Continuing challenges
As retailers move beyond the Covid-19 pandemic, many are now looking to do so in a more environmentally-friendly and sustainable way, following a year of environmental activism featuring key figures including Greta Thunberg and the Extinction Rebellion protests. Brands of all sizes are taking action with steps ranging from reducing the amount of plastic in packaging to using sustainable delivery methods. They’re doing so in response to a plethora of research suggesting that sustainability is a key issue for shoppers, especially younger ones. To pick out just one, a January 2020 report from Conversity questioned 1,000 shoppers and found that shoppers of all ages were likely to prefer to buy from a sustainable retailer. The proportion opting to do so varied only slightly by age: younger shoppers aged between 16 and 34 (51%) were slightly more likely to make this choice, compared to those aged over 55 (48%). Sarah Cameron, director of customer experience at Conversity, said: “Mass movements, social media campaigns and high-profile influencers have had a profound and positive impact on the consumer psyche when it comes to sustainability. People are now thinking much more deeply about the wider environmental impact of the products they buy, and brands are starting to follow suit.”

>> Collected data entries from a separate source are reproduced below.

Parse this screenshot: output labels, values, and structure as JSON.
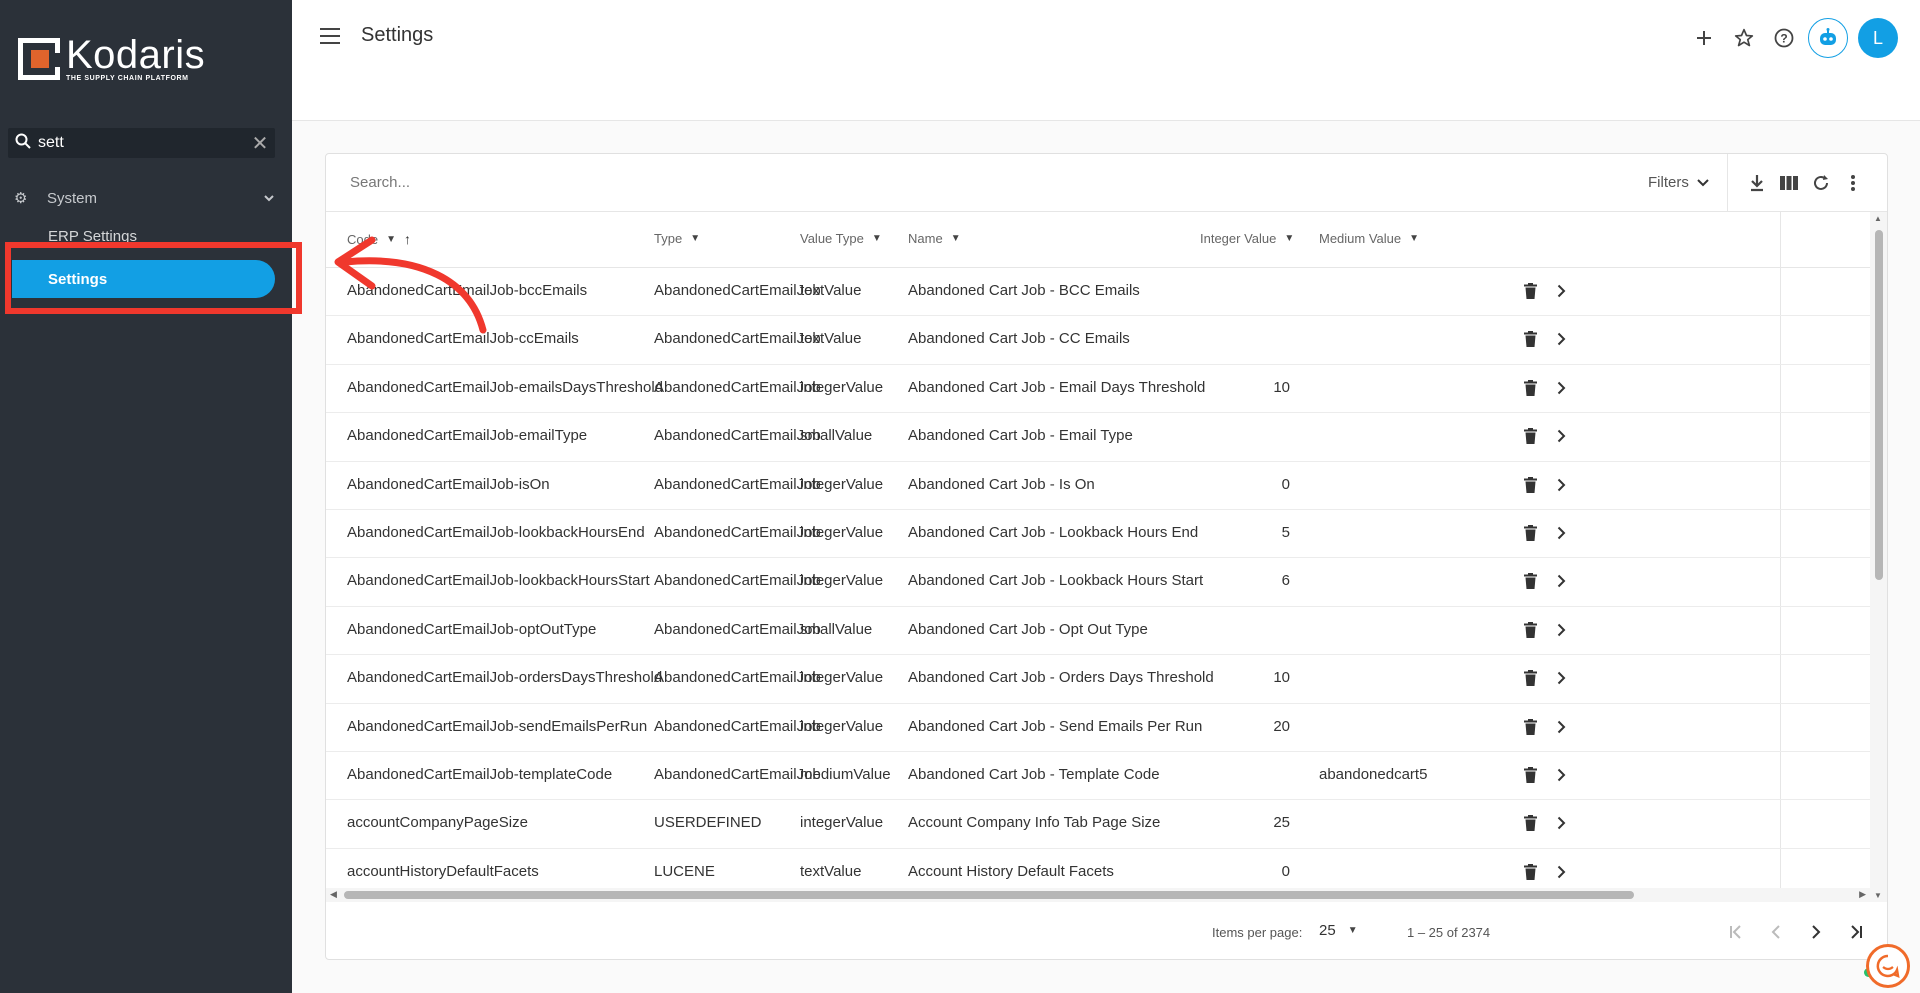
{
  "app": {
    "brand": "Kodaris",
    "tagline": "THE SUPPLY CHAIN PLATFORM",
    "page_title": "Settings"
  },
  "sidebar": {
    "search_value": "sett",
    "group": "System",
    "items": [
      {
        "label": "ERP Settings"
      },
      {
        "label": "Settings",
        "active": true
      }
    ]
  },
  "header": {
    "avatar_letter": "L",
    "icons": [
      "plus-icon",
      "star-icon",
      "help-icon",
      "assistant-bot-icon"
    ]
  },
  "table": {
    "search_placeholder": "Search...",
    "filters_label": "Filters",
    "columns": [
      "Code",
      "Type",
      "Value Type",
      "Name",
      "Integer Value",
      "Medium Value"
    ],
    "rows": [
      {
        "code": "AbandonedCartEmailJob-bccEmails",
        "type": "AbandonedCartEmailJob",
        "value_type": "textValue",
        "name": "Abandoned Cart Job - BCC Emails",
        "int": "",
        "medium": ""
      },
      {
        "code": "AbandonedCartEmailJob-ccEmails",
        "type": "AbandonedCartEmailJob",
        "value_type": "textValue",
        "name": "Abandoned Cart Job - CC Emails",
        "int": "",
        "medium": ""
      },
      {
        "code": "AbandonedCartEmailJob-emailsDaysThreshold",
        "type": "AbandonedCartEmailJob",
        "value_type": "integerValue",
        "name": "Abandoned Cart Job - Email Days Threshold",
        "int": "10",
        "medium": ""
      },
      {
        "code": "AbandonedCartEmailJob-emailType",
        "type": "AbandonedCartEmailJob",
        "value_type": "smallValue",
        "name": "Abandoned Cart Job - Email Type",
        "int": "",
        "medium": ""
      },
      {
        "code": "AbandonedCartEmailJob-isOn",
        "type": "AbandonedCartEmailJob",
        "value_type": "integerValue",
        "name": "Abandoned Cart Job - Is On",
        "int": "0",
        "medium": ""
      },
      {
        "code": "AbandonedCartEmailJob-lookbackHoursEnd",
        "type": "AbandonedCartEmailJob",
        "value_type": "integerValue",
        "name": "Abandoned Cart Job - Lookback Hours End",
        "int": "5",
        "medium": ""
      },
      {
        "code": "AbandonedCartEmailJob-lookbackHoursStart",
        "type": "AbandonedCartEmailJob",
        "value_type": "integerValue",
        "name": "Abandoned Cart Job - Lookback Hours Start",
        "int": "6",
        "medium": ""
      },
      {
        "code": "AbandonedCartEmailJob-optOutType",
        "type": "AbandonedCartEmailJob",
        "value_type": "smallValue",
        "name": "Abandoned Cart Job - Opt Out Type",
        "int": "",
        "medium": ""
      },
      {
        "code": "AbandonedCartEmailJob-ordersDaysThreshold",
        "type": "AbandonedCartEmailJob",
        "value_type": "integerValue",
        "name": "Abandoned Cart Job - Orders Days Threshold",
        "int": "10",
        "medium": ""
      },
      {
        "code": "AbandonedCartEmailJob-sendEmailsPerRun",
        "type": "AbandonedCartEmailJob",
        "value_type": "integerValue",
        "name": "Abandoned Cart Job - Send Emails Per Run",
        "int": "20",
        "medium": ""
      },
      {
        "code": "AbandonedCartEmailJob-templateCode",
        "type": "AbandonedCartEmailJob",
        "value_type": "mediumValue",
        "name": "Abandoned Cart Job - Template Code",
        "int": "",
        "medium": "abandonedcart5"
      },
      {
        "code": "accountCompanyPageSize",
        "type": "USERDEFINED",
        "value_type": "integerValue",
        "name": "Account Company Info Tab Page Size",
        "int": "25",
        "medium": ""
      },
      {
        "code": "accountHistoryDefaultFacets",
        "type": "LUCENE",
        "value_type": "textValue",
        "name": "Account History Default Facets",
        "int": "0",
        "medium": ""
      }
    ]
  },
  "pagination": {
    "items_per_page_label": "Items per page:",
    "items_per_page": "25",
    "range": "1 – 25 of 2374"
  },
  "colors": {
    "sidebar_bg": "#2b3139",
    "accent": "#129fe4",
    "brand_orange": "#e0642c",
    "annotation_red": "#f0382d"
  }
}
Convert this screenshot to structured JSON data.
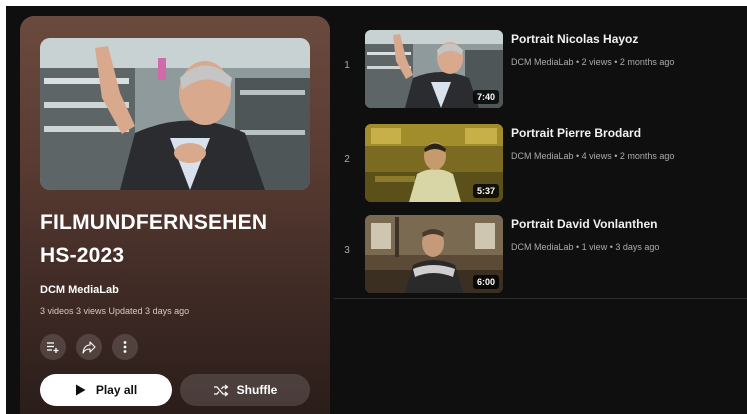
{
  "playlist": {
    "title": "FILMUNDFERNSEHEN\nHS-2023",
    "channel": "DCM MediaLab",
    "meta": "3 videos  3 views  Updated 3 days ago",
    "play_all_label": "Play all",
    "shuffle_label": "Shuffle"
  },
  "icons": {
    "add_to_queue": "playlist-add-icon",
    "share": "share-icon",
    "more": "more-vertical-icon",
    "play": "play-icon",
    "shuffle": "shuffle-icon"
  },
  "videos": [
    {
      "index": "1",
      "title": "Portrait Nicolas Hayoz",
      "meta": "DCM MediaLab • 2 views • 2 months ago",
      "duration": "7:40"
    },
    {
      "index": "2",
      "title": "Portrait Pierre Brodard",
      "meta": "DCM MediaLab • 4 views • 2 months ago",
      "duration": "5:37"
    },
    {
      "index": "3",
      "title": "Portrait David Vonlanthen",
      "meta": "DCM MediaLab • 1 view • 3 days ago",
      "duration": "6:00"
    }
  ],
  "colors": {
    "background": "#0f0f0f",
    "panel_gradient_top": "#6b4a3e",
    "panel_gradient_bottom": "#2a1d1a",
    "secondary_text": "#aaaaaa"
  }
}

  Uncertainty still surrounds the exact nature of the UK’s future relationship with the EU. The UK left the European Union on January 31 2020, but the terms of the future trading relationship between the two are yet to be settled. If no deal can be agreed between them then the two would theoretically trade on World Trade Organisation terms – including a complex schedule of tariffs. While the UK has already published its schedule of the tariffs that would apply to imports, the tariffs applying to exports would depend on those set by other countries and trading areas.
  Cross-border trade is likely to become more complex for those selling into and out of the UK – Europe’s largest ecommerce market. Until 2021 retailers do not pay tariffs to export or buy from the 31 countries of the European Economic Area plus Switzerland. It is possible, though currently looking unlikely, that a deal will be agreed that will simplify future tariffs.